Ebenfalls allein im Fokus stehen Nationalratspräsident:innen als Vorsitzende von Untersuchungsausschüssen. Für Khol ist dieser Part der U-Ausschussreform „fehlgeschlagen, denn das führt zwangsläufig dazu, dass der oder die Präsident:in in Konflikte oder unter den Vorwurf der Parteilichkeit gerät. Das schmälert seine Möglichkeiten, in der Präsidialkonferenz ausgleichend zu wirken“. Genau das hat man bei Sobotka in den vergangenen U-Ausschüssen erlebt: Weil sich viele der untersuchten Vorwürfe um die ÖVP drehten und bei manchen sogar Sobotka selbst im Zentrum stand, forderte die Opposition mehrmals seinen Verzicht auf die Vorsitzrolle. Zunächst lehnte Sobotka mit Verweis auf die Geschäftsordnung, die das nicht vorsieht, ab, zuletzt ließ er sich aber vertreten. Khol hält eine Änderung für angebracht: „Man hätte gleich den ganzen Weg gehen sollen, und die Verfahrensrichter nicht nur stärken, sondern ihnen den Vorsitz übertragen sollen“, sagt er.

Vertretung des/der Bundespräsident:in

Die größte Macht kann der/die Nationalratspräsident:in nur im Kollegium entfalten. Zu dritt ist das Nationalratspräsidium als Vertretung des/der Bundespräsident:in bestimmt – wenn diese:r verhindert ist oder im Fall seines/ihres Todes während der Amtszeit. Beides ist bereits vorgekommen: 2004 verstarb Thomas Klestil wenige Stunden vor der Angelobung seines Nachfolgers in der Hofburg, Heinz Fischer. 2016/17 dauerte die präsidiale Vertretung durch das Nationalratspräsidium länger: Ganze 202 Tage, da die Bundespräsidentenwahl vom Verfassungsgerichtshof im Juli aufgehoben worden war, im Oktober fand die Wahlwiederholung statt, im Jänner wurde Wahlsieger Alexander Van der Bellen angelobt.

Was muss ein:e Nationalratspräsident:in an Befähigungen mitbringen?
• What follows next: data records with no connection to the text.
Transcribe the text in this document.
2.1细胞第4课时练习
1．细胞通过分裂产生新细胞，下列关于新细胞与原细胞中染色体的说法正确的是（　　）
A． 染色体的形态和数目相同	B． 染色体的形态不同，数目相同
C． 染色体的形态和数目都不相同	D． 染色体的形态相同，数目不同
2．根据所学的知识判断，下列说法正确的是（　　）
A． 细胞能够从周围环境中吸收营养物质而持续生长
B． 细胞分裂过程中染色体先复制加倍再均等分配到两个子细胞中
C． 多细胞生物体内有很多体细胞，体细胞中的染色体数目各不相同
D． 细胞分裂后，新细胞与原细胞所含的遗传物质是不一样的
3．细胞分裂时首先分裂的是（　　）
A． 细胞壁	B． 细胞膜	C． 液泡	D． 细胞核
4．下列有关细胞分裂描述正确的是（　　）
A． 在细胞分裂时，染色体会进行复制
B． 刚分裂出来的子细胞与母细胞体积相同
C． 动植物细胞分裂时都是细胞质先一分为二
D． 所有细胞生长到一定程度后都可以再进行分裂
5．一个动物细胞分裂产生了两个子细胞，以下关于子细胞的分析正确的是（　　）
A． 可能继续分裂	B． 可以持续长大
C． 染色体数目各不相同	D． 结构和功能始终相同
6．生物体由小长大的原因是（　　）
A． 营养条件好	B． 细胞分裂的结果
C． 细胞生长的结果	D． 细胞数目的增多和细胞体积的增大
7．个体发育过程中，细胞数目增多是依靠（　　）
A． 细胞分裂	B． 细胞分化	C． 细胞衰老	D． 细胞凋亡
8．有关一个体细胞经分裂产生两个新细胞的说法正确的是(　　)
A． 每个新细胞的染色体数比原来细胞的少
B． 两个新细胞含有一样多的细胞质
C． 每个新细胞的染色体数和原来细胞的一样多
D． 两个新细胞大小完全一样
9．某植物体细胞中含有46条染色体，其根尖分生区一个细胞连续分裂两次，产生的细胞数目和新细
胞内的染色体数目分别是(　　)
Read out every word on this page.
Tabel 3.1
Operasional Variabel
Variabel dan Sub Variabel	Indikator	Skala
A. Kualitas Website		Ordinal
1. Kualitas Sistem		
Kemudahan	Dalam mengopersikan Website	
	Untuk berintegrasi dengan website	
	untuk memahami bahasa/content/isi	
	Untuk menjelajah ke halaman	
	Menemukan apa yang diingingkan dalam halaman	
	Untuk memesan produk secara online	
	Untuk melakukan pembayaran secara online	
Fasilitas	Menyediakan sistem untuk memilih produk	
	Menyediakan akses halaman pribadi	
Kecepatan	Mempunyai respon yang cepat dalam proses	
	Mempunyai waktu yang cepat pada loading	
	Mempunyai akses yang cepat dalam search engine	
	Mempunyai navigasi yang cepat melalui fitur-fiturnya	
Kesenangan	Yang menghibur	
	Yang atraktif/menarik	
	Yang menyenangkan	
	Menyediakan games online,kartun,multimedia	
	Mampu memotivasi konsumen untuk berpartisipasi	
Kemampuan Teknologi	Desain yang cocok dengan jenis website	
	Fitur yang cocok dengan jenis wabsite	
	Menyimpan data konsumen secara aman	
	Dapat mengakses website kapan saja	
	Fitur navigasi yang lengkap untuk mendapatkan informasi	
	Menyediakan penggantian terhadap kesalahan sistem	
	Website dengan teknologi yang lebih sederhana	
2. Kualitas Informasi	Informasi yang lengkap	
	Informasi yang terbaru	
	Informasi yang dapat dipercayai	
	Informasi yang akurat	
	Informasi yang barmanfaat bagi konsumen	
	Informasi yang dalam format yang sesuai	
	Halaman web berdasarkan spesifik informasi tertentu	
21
Auch bei den anderen Parteien hoch geschätzt waren Khol oder sein Vorgänger Heinz Fischer (SPÖ) unter anderem deshalb, weil sie vor Übernahme des Amts beide langjährige Parlamentarier waren. Wer mit den Usancen des Hohen Hauses vertraut ist, hat einen Startvorteil. Khol selbst sagt über die Anforderungen: „Wenn man Jurist ist, ist das schon ein großer Vorteil. Humor sollte man haben und die Fähigkeit zu Diplomatie braucht es. Wenn jemand sehr stark polarisiert, ist es schwierig. Und Fremdsprachenkenntnisse schaden auch nicht.“

Sobotka war ein Rookie: Davor Innenminister und langjähriger Finanzlandesrat in Niederösterreich, übernahm er das Amt 2017 nach seinem Wechsel in den Nationalrat – mit nur 61,3 Prozent Zustimmung. Noch mehr Kritik einstecken musste die ÖVP freilich für seine Vorgängerin, die nach erfolgreichem Abschluss der türkis-blauen Koalitionsverhandlungen vom Chefposten im Hohen Haus in ein Ministeramt wechselte, was die Opposition antizipiert hatte. Damit war Elisabeth Köstinger mit nur zwei Monaten kürzestdienende Nationalratspräsidentin – Was Benya wohl dazu gesagt hätte? Er ist mit 15 Jahren Amtszeit jedenfalls Rekordhalter.

In der Serie „Was macht eigentlich ein:e…?“ beschreibt Jasmin Bürger alle zwei Wochen die Schaltstellen der Republik. Alle Texte findet ihr in ihrem Autor:innenporträt.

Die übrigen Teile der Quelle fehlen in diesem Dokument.